Salí con ellos. Sentía ahora la frente extrañamente desnuda y, al mirarme al espejo, vi que había un punto pálido allí donde estuvo el emblema. Me llevaron a un bar próximo y me invitaron a whisky sintético, puro y fuerte. El camarero me sonrió. Alguien en el taburete inmediato me dio un golpecito en el hombro y me preguntó cuál era mi favorito para las carreras de aviones a reacción del día siguiente. No tenía la menor idea y así se lo dije.

—¿De verdad? Yo apuesto por Kelso. Pagan cuatro a uno, pero tiene una arrancada insuperable.

—Lo siento —dije.

—Lleva ausente algún tiempo—le comentó en voz baja uno de los del gobierno.

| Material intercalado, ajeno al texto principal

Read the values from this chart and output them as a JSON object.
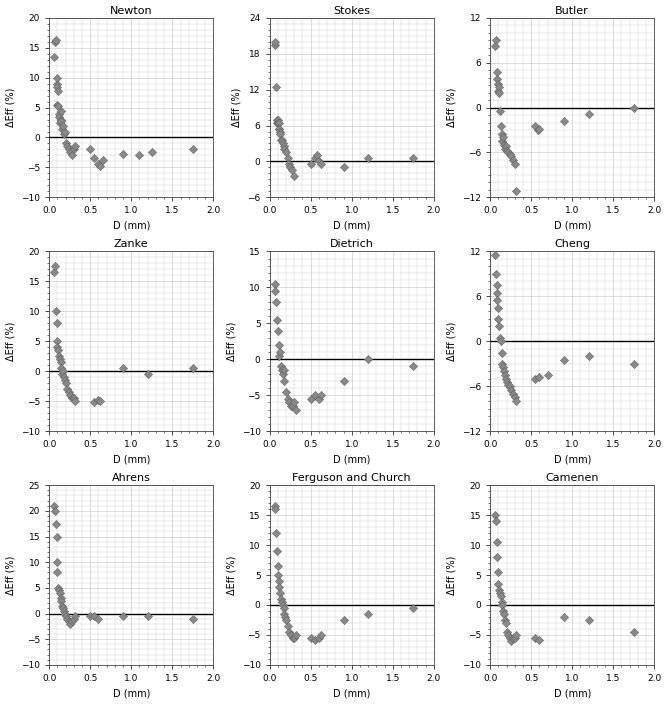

El eufemismo era inconfundible. Mi vecino me miró la frente y asintió al ver el punto pálido. Entonces me invitó también a una copa. Acepté, aunque ya sentía los efectos de la primera. Era un ser humano otra vez. Volvía a ser visible.

No me atreví a desairarle. Podrían haberme acusado de nuevo del crimen de frialdad. La quinta ofensa habría significado cinco años de invisibilidad. Había aprendido a ser humilde.